Will Ryanair’s stock gains and strong valuations help it fly?

Key points

  • Ireland’s Ryanair posted impressive price gains in October and could come off a base.
  • Ryanair CEO predicts strong rebound in travel. Other airlines provided good prospects for travel in the fourth quarter.
  • Analysts have a “moderate buy” rating on the stock, with a price target of $104.50, up 53.99%.

Professional investors are always on the lookout for stocks that can be bought at low valuations. In an industry recovering from a pandemic, based in Ireland Ryanair Holdings (NASDAQ: RYAAY) is showing signs of institutional buying with a one-month gain of 11.17%. The title is trying to fly over a drop of 34.26% since the beginning of the year.

The company operates as a European discount airline.
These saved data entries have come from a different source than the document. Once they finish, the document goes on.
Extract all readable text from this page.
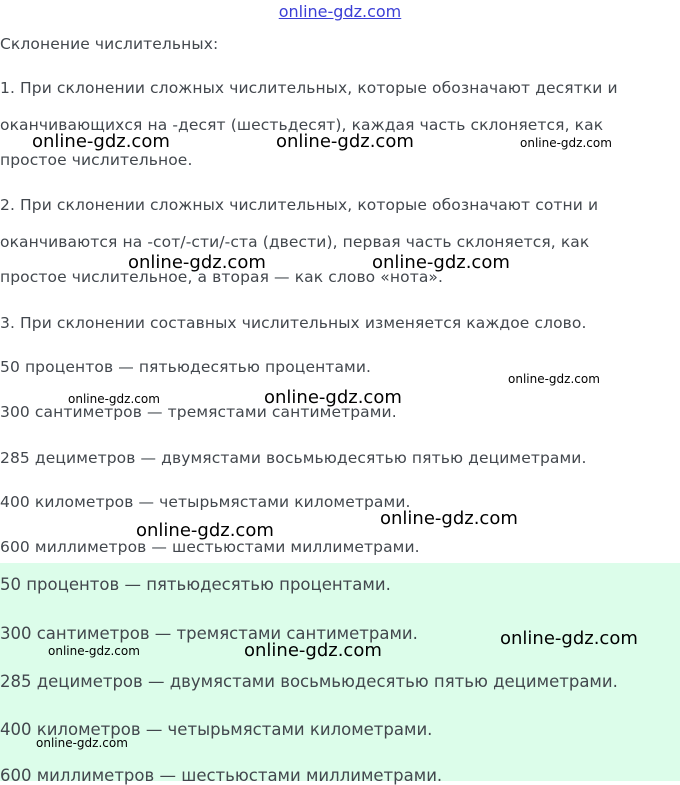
online-gdz.com
Склонение числительных:
1. При склонении сложных числительных, которые обозначают десятки и
оканчивающихся на -десят (шестьдесят), каждая часть склоняется, как
простое числительное.
2. При склонении сложных числительных, которые обозначают сотни и
оканчиваются на -сот/-сти/-ста (двести), первая часть склоняется, как
простое числительное, а вторая — как слово «нота».
3. При склонении составных числительных изменяется каждое слово.
50 процентов — пятьюдесятью процентами.
300 сантиметров — тремястами сантиметрами.
285 дециметров — двумястами восьмьюдесятью пятью дециметрами.
400 километров — четырьмястами километрами.
600 миллиметров — шестьюстами миллиметрами.
50 процентов — пятьюдесятью процентами.
300 сантиметров — тремястами сантиметрами.
285 дециметров — двумястами восьмьюдесятью пятью дециметрами.
400 километров — четырьмястами километрами.
600 миллиметров — шестьюстами миллиметрами.
online-gdz.com	online-gdz.com	online-gdz.com
online-gdz.com	online-gdz.com
online-gdz.com
online-gdz.com	online-gdz.com
online-gdz.com
online-gdz.com
online-gdz.com
online-gdz.com	online-gdz.com
online-gdz.com
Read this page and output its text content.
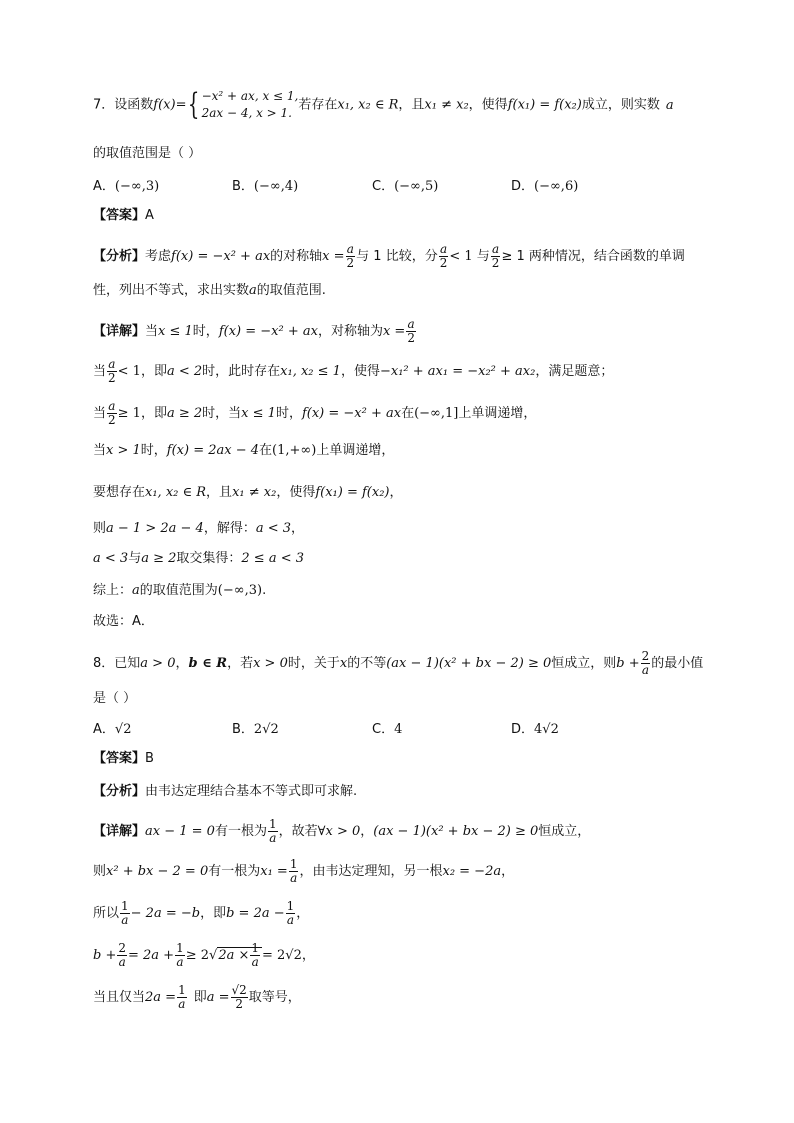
7．设函数f(x)={ −x² + ax, x ≤ 1,
2ax − 4, x > 1.
若存在x₁, x₂ ∈ R，且x₁ ≠ x₂，使得f(x₁) = f(x₂)成立，则实数 a
的取值范围是（ ）
A．(−∞,3)	B．(−∞,4)	C．(−∞,5)	D．(−∞,6)
【答案】A
【分析】考虑f(x) = −x² + ax的对称轴$x = \frac{a}{2}$ 与 1 比较，分 $\frac{a}{2} < 1$ 与 $\frac{a}{2} \ge 1$ 两种情况，结合函数的单调
性，列出不等式，求出实数a的取值范围.
【详解】当x ≤ 1时，f(x) = −x² + ax，对称轴为$x = \frac{a}{2}$
当 $\frac{a}{2} < 1$，即a < 2时，此时存在x₁, x₂ ≤ 1，使得−x₁² + ax₁ = −x₂² + ax₂，满足题意；
当 $\frac{a}{2} \ge 1$，即a ≥ 2时，当x ≤ 1时，f(x) = −x² + ax在(−∞,1]上单调递增，
当x > 1时，f(x) = 2ax − 4在(1,+∞)上单调递增，
要想存在x₁, x₂ ∈ R，且x₁ ≠ x₂，使得f(x₁) = f(x₂)，
则a − 1 > 2a − 4，解得：a < 3，
a < 3与a ≥ 2取交集得：2 ≤ a < 3
综上：a的取值范围为(−∞,3).
故选：A．
8．已知a > 0，b ∈ R，若x > 0时，关于x的不等(ax − 1)(x² + bx − 2) ≥ 0恒成立，则$b + \frac{2}{a}$ 的最小值
是（ ）
A．√2	B．2√2	C．4	D．4√2
【答案】B
【分析】由韦达定理结合基本不等式即可求解.
【详解】ax − 1 = 0有一根为 $\frac{1}{a}$ ，故若∀x > 0，(ax − 1)(x² + bx − 2) ≥ 0恒成立，
则x² + bx − 2 = 0有一根为$x_1 = \frac{1}{a}$ ，由韦达定理知，另一根x₂ = −2a，
所以 $\frac{1}{a} - 2a = -b$，即$b = 2a - \frac{1}{a}$ ，
$b + \frac{2}{a} = 2a + \frac{1}{a} \ge 2√2a \times \frac{1}{a} = 2√2$，
当且仅当$2a = \frac{1}{a}$ 即$a = \frac{√2}{2}$ 取等号，
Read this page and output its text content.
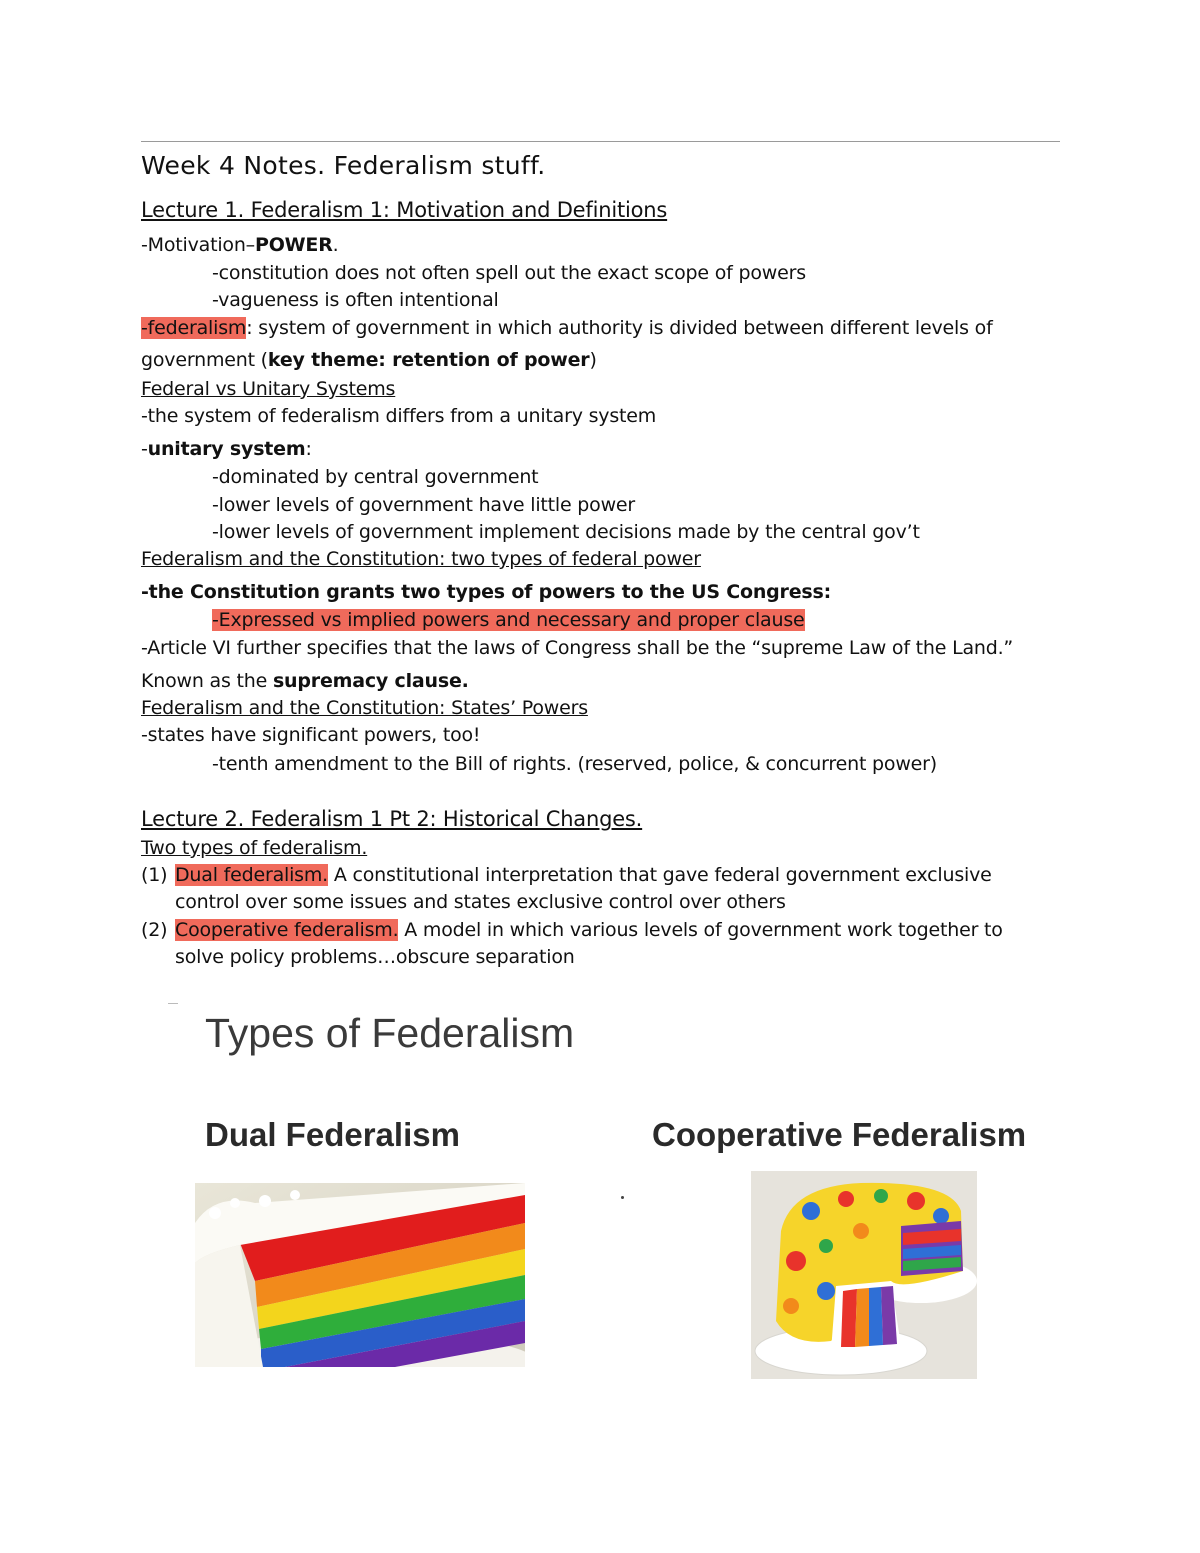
Week 4 Notes. Federalism stuff.
Lecture 1. Federalism 1: Motivation and Definitions
-Motivation–POWER.
-constitution does not often spell out the exact scope of powers
-vagueness is often intentional
-federalism: system of government in which authority is divided between different levels of
government (key theme: retention of power)
Federal vs Unitary Systems
-the system of federalism differs from a unitary system
-unitary system:
-dominated by central government
-lower levels of government have little power
-lower levels of government implement decisions made by the central gov’t
Federalism and the Constitution: two types of federal power
-the Constitution grants two types of powers to the US Congress:
-Expressed vs implied powers and necessary and proper clause
-Article VI further specifies that the laws of Congress shall be the “supreme Law of the Land.”
Known as the supremacy clause.
Federalism and the Constitution: States’ Powers
-states have significant powers, too!
-tenth amendment to the Bill of rights. (reserved, police, & concurrent power)
Lecture 2. Federalism 1 Pt 2: Historical Changes.
Two types of federalism.
(1) Dual federalism. A constitutional interpretation that gave federal government exclusive
control over some issues and states exclusive control over others
(2) Cooperative federalism. A model in which various levels of government work together to
solve policy problems…obscure separation
Types of Federalism
Dual Federalism	Cooperative Federalism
It is based in Dublin and serves routes in its home country, the UK, mainland Europe and a few cities in North Africa.

The stock also posted an impressive one-week gain of 7.39%. Shares closed Thursday at $67.77, up $0.50 or 0.74%. Trading volume was 14% above average.

Forecasts for airline stocks show much clearer skies than in the past two years. Companies such as German Lufthansa, Southwest Airlines (NYSE:LUV) and American Airlines Group (NASDAQ: AAL) provide good prospects for fourth quarter travel.

The US Transportation Security Administration (yes, those people who make you take your shoes off) said on October 17 that it had screened 2.49 million air passengers the previous day. It was the highest level since February 2020.

The best performer of awards in the airline industry is United Airlines Holdings (NASDAQ: UAL), which is up 32% so far in October. Based in Panama Copa Holdings (NYSE:CPA) also stands out, with an 11% gain this month.

Ryanair CEO Michael O’Leary told Reuters earlier this month that bookings with the airline for the autumn and holiday travel season were ahead of pre-COVID levels. 19, despite rate increases.

He added that the demand could be linked to the increase in savings rates in the event of a pandemic. However, inflation and rising energy costs for consumers in Northern Europe could dampen consumers’ willingness to travel.

Rebound in revenue growth

Aaron Dessen, certified financial planner at Payne Capital Management, told MarketBeat that he sees Ryanair’s strong revenue growth. Revenues have increased between 68% and 837% over the past five quarters. Ryanair expects 97 million additional passengers in 2023.

Dessen points out that Ryanair has taken the initiative to cover fuel costs until the start of next year, helping it to weather cost increases. It’s taken a big risk retaining most employees during pandemic downturns, but it’s reaping the benefits of a full complement while other airlines struggle to maintain full schedules with reduced staffing levels.

“It’s saved them a lot of pandemic headaches and costs because they’re able to handle this increased demand and traffic,” Dessen says.

It also avoids the public relations nightmares many US airlines endured over the summer when passengers took to social media to complain about canceled flights.

Will Ryanair's earnings and high estimates help it fly above the clouds?

Analysts see a return to profitability

It may surprise you: in the airline industry, Ryanair has the third largest market capitalization behind Delta Airlines (NYSE:DAL) and Southwest. Ryanair’s market capitalization is $15.28 billion, which puts it at the bottom of the large-cap category.

Analysts see the company bouncing back to profitability for the full fiscal year 2023. Wall Street expects net earnings of $6.42 per share. That would be up from losses in fiscal 2021 and 2022. Fiscal 2021, which included the bulk of the pandemic downturns, posted a loss of $5.36 per share, its first in years. That narrowed to a loss of $0.75 per share in fiscal 2022.

In fiscal 2024, analysts expect Ryanair to earn $6.17 per share, down slightly from the current year but still above pre-pandemic levels.

MarketBeat analyst data for Ryanair shows a “moderate buy” rating on the stock, with a price target of $104.50, a potential upside of 53.99%.

Does that mean it’s time to buy? Like many stocks right now, Ryanair’s 200-day long-term average is above its 50-day mark. It’s not uncommon. As stocks recover, this situation will eventually reverse. It’s understandable to want to get into a stock early, especially when analysts see strong upside potential.

However, with the broader market still plagued by uncertainty and the stock’s own moving averages signaling continued weakness, you might consider waiting for a better rally to take hold.